Maddog's HTML Primer for Real People

Chapter 6, Lesson 2

Ch 6, L 2 - Image File Formats

If you already know the difference between .GIF and .JPG image file formats, and when to use which, you can skip this lesson.

Before we move on to building HTML documents with images, we need to talk a little about image file formats. As we alluded earlier, all images will be stored in files separate from the HTML document. So the question naturally arises: "Can I use any image file for HTML?"

Alas, you cannot. As you may already know, there are scores of file formats for images used by computers. By "file format", we simply mean the method by which the image is stored in a file. Some methods store numbers representing the color and intensity of each pixel (screen dot), storing one unique set of numbers for each pixel. Such methods are called "lossless" because they store every teeny-weeny detail and nuance of the image, without "losing" anything. Such also methods usually produce relatively large files, even for relatively small pictures. Some methods store the same "lossless" information, but embellish the method by performing "data compression", which serves to make the file not quite so large. And some methods perform "image compression", which means they "approximate" the image by some very, very oh-so-clever means beyond the understanding (or at least the caring) of real people. Methods that use "image compression" are often "lossy", which means that some information about the image is "lost". Lossy methods produce a different image than the original, but if done correctly, the average viewer will never know the difference.
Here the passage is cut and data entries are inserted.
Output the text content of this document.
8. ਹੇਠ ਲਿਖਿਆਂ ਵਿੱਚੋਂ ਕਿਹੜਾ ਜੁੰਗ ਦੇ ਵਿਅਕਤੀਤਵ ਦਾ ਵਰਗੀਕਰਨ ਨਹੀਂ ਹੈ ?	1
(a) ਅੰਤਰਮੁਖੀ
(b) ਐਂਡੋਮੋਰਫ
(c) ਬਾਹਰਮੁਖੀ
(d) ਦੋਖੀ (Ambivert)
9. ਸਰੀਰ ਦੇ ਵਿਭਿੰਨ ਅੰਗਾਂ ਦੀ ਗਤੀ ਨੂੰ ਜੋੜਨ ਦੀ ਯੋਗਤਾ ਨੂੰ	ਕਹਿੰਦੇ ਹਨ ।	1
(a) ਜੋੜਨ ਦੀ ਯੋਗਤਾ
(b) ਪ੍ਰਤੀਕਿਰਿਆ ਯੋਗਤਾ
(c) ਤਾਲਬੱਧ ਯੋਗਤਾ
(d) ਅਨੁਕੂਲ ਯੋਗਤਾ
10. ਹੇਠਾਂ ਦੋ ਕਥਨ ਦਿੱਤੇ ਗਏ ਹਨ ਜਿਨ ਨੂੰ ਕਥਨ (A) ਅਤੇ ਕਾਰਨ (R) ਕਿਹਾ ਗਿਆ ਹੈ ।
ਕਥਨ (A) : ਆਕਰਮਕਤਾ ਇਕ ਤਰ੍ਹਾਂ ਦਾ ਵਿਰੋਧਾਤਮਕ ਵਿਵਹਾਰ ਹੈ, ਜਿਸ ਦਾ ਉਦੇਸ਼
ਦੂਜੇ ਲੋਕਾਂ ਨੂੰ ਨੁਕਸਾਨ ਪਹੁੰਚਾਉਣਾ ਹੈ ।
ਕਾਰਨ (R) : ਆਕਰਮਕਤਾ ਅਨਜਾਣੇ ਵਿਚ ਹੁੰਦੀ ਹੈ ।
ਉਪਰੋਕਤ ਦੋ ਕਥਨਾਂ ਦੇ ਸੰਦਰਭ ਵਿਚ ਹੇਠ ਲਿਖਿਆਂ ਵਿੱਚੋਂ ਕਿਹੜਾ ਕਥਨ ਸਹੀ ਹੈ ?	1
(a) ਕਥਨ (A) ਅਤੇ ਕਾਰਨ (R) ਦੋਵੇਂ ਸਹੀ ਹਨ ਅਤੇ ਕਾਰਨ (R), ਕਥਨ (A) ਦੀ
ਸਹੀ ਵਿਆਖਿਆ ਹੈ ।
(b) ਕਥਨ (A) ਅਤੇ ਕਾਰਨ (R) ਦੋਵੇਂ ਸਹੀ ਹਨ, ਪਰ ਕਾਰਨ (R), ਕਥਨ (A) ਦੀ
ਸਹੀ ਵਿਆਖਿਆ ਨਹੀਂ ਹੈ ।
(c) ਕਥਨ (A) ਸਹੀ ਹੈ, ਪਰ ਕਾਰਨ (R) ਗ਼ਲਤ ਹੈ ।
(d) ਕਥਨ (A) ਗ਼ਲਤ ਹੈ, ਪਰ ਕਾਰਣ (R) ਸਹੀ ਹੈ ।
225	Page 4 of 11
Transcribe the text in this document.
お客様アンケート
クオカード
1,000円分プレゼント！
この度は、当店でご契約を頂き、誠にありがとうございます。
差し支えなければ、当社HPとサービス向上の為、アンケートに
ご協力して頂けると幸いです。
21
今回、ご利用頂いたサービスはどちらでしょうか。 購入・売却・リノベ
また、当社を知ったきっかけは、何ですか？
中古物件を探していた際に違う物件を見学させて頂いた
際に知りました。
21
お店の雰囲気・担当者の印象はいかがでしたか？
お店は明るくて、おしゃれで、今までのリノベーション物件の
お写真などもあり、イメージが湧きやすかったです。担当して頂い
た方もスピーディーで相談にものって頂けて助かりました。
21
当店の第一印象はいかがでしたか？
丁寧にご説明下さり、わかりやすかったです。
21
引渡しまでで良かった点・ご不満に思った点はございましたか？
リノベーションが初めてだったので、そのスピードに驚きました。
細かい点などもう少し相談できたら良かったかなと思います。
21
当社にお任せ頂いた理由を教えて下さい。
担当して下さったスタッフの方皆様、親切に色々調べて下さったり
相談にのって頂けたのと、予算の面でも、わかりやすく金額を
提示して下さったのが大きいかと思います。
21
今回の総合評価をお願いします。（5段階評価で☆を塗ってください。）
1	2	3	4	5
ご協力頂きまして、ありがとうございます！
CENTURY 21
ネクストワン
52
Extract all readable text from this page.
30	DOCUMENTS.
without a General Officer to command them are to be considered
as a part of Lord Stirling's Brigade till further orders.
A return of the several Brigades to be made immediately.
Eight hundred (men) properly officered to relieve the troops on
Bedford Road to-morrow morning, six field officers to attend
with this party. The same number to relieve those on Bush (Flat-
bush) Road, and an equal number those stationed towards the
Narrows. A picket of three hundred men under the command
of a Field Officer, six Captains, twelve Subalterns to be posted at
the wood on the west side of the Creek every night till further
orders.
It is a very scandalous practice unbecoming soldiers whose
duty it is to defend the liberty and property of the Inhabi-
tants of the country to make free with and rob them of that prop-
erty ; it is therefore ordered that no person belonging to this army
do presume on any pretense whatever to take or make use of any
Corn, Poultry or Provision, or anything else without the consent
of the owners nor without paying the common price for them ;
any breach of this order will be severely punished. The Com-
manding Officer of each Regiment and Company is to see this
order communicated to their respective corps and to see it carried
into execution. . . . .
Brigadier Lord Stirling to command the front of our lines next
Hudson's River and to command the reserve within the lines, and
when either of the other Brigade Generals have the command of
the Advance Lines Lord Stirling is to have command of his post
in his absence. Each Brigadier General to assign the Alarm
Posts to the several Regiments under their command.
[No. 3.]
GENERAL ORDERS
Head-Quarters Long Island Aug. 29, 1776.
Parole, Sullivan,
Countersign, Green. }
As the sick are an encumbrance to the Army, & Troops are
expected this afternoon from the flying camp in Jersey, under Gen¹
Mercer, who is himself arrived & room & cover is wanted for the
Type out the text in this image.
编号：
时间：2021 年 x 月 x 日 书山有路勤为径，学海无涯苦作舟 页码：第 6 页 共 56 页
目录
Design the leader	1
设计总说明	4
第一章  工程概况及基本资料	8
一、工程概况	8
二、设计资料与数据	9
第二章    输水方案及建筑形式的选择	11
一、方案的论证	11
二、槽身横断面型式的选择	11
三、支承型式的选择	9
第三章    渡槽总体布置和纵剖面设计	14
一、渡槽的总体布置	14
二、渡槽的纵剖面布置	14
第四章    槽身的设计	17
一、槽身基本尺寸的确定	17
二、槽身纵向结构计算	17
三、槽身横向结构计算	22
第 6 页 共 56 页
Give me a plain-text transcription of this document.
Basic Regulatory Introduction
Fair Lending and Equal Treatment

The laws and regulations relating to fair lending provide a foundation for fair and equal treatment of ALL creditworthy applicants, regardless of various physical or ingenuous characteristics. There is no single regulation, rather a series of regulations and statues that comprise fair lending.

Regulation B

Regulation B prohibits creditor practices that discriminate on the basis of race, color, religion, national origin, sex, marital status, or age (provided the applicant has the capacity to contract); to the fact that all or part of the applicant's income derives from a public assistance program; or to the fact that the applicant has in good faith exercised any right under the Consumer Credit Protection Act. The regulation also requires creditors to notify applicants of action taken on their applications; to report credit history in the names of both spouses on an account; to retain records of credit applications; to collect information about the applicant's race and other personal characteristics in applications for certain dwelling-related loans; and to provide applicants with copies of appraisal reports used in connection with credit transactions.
Methods that use image compression can produce good images with files 1/5 to 1/10 the size of a lossless, uncompressed image file.

Conventions have arisen which help to identify what kind of image file format method is being stored, so that software (and operators) which need to reconstruct the image (from the image file) can tell which method should be used. The most popular convention is to use the filename extension (the last part of the filename, after the last '.' [dot]) to indicate the type file format used. Popular extensions you may have encountered are .bmp, .pcx, .wmf, .ppm, .tif, .dib, .dxf, .gif, .jpg. Some image files may also store more information inside the file, while still using a specific filename extension.

Software which reconstructs images for display has to reverse the process which originally produced the image file. If the image file was produced by a method that used "type x" image compression, then the software which reconstructs the image for display must un-compress the image using the "reverse type x" method. The software must match the file format, regardless of the filename extension, in order to successfully reproduce the image on the screen. For example, if the software tries to apply the reconstruction methods for '.bmp' files to a file which was constructed using the '.tif' method, it will fail miserably.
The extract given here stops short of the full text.